Recently, I received yet another anonymous missive in the mail addressed to me and no return address. This one was about killing women, the manner in which women should die, that a woman saying the wrong thing could cause her justifiable homicide, that a seemingly meek and mild man could only take so much before he would be forced to “squeeze her little neck until she could talk no more.” “Pioneer women knew how to hold their tongues,” it said. My fate is in my hands: “Of course she can play tough, and get herself killed, or maimed for life. It’s entirely up to her.”

When I was a doctor in the ER, there were times when I had unpleasant interactions with patients who were under the influence of drugs or alcohol, psychotic, enraged, or terrified for one reason or another. In those moments, it was hard to stay non-reactive, to protect myself without withdrawing care. I’d imagine the person as a young child and think, They can’t have wanted this for themselves. This is not what they would’ve chosen. It was a small thing but it allowed me to look beyond the moment when I saw a human being at their worst and extend a caring hand. I remember this sometimes in the bookstore. I extend that same hand to everyone who walks through my doors.

I have thought about the person who sent me this latest violent message, and I’ve thought about all the others before. I wonder what might have made them so afraid at some point in their lives that they believe that the only freedom that matters, the only freedom worth preserving, is their own. What sense of safety must they require to willingly discard their own humanity and make others pay the cost for preserving their own notions of the way the world should be? What’s in their hearts?
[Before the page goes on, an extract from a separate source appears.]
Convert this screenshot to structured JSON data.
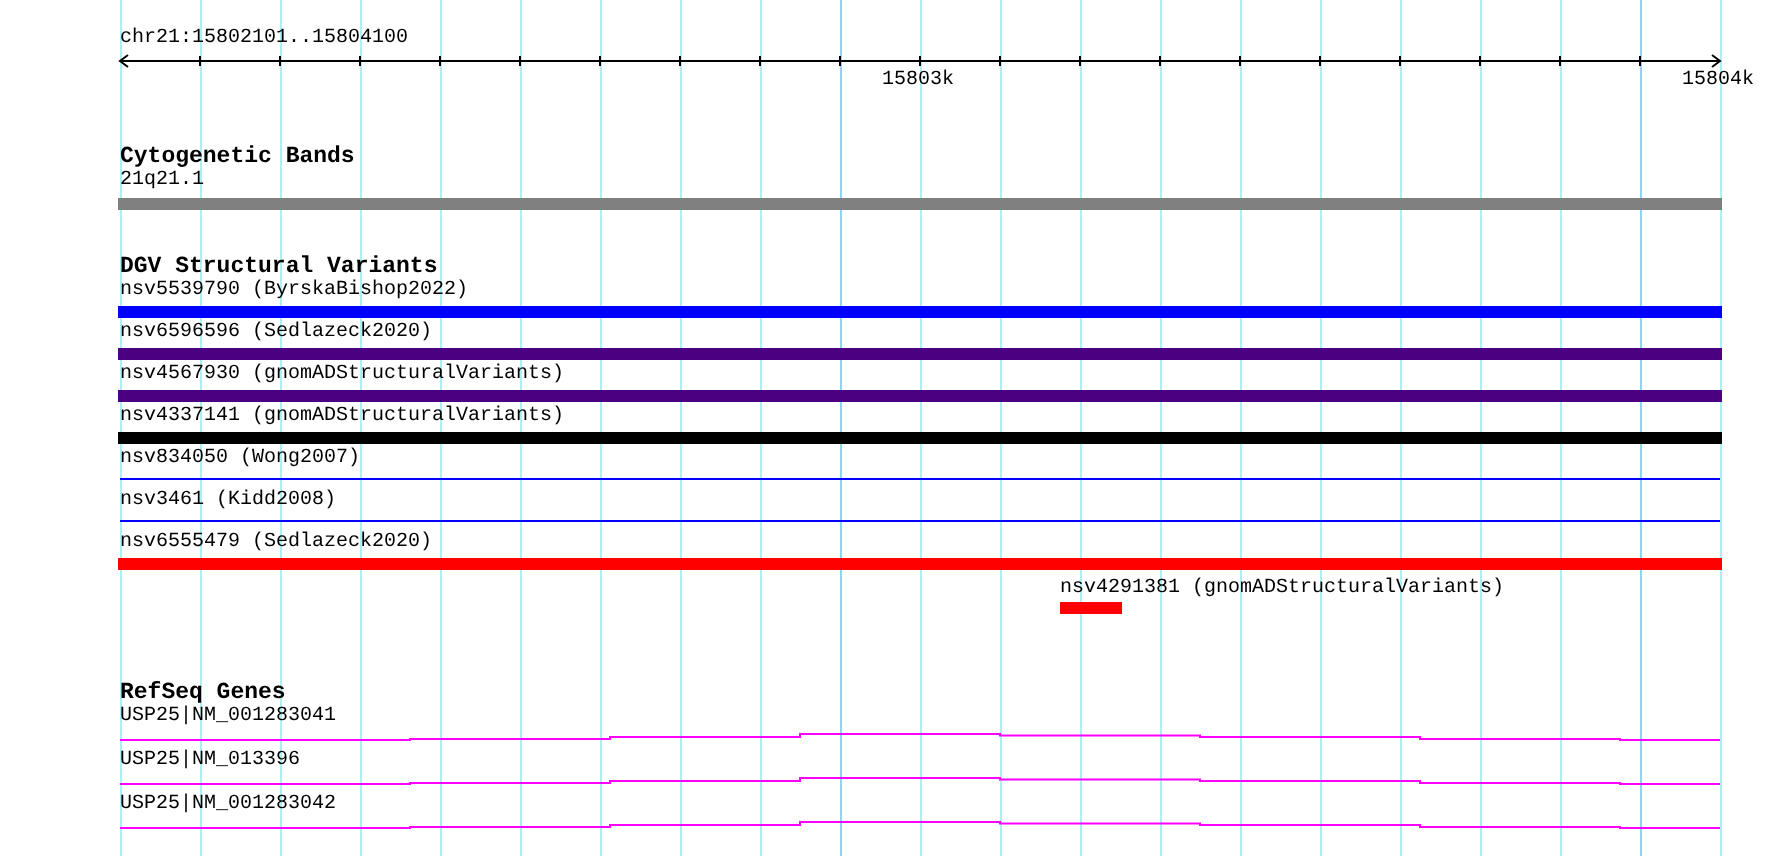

Freedom is not a closed system. Our personal freedom impacts the freedom of others. We must ask what we want for ourselves and those we love, what kind of world we want to live in and to offer to our children now and in the future, to the children we once were, to the people we once hoped we would be. We must ask ourselves what it means to be good.

If we can’t tolerate discomfort or different opinions, if we need to make others afraid so we don’t ever have to experience discomfort, if we can’t be accountable for the harm we cause and confront our own fears about ourselves, if we can’t have empathy for other human beings, can we call ourselves good people?

When we choose, by action or inaction, to threaten another’s freedom and their right to live as their fullest selves, we tear at the web of humanity, our community. My years in the ER taught me that so much of what happens is not entirely up to us, no matter how much we want it to be. But we can choose who we want to be while we’re here on this earth, if we want others to fear us, if we want to love. It’s entirely up to us.

Eileen Bobek is a former ER Doctor and now owner of Rebel Heart Books in downtown Jacksonville.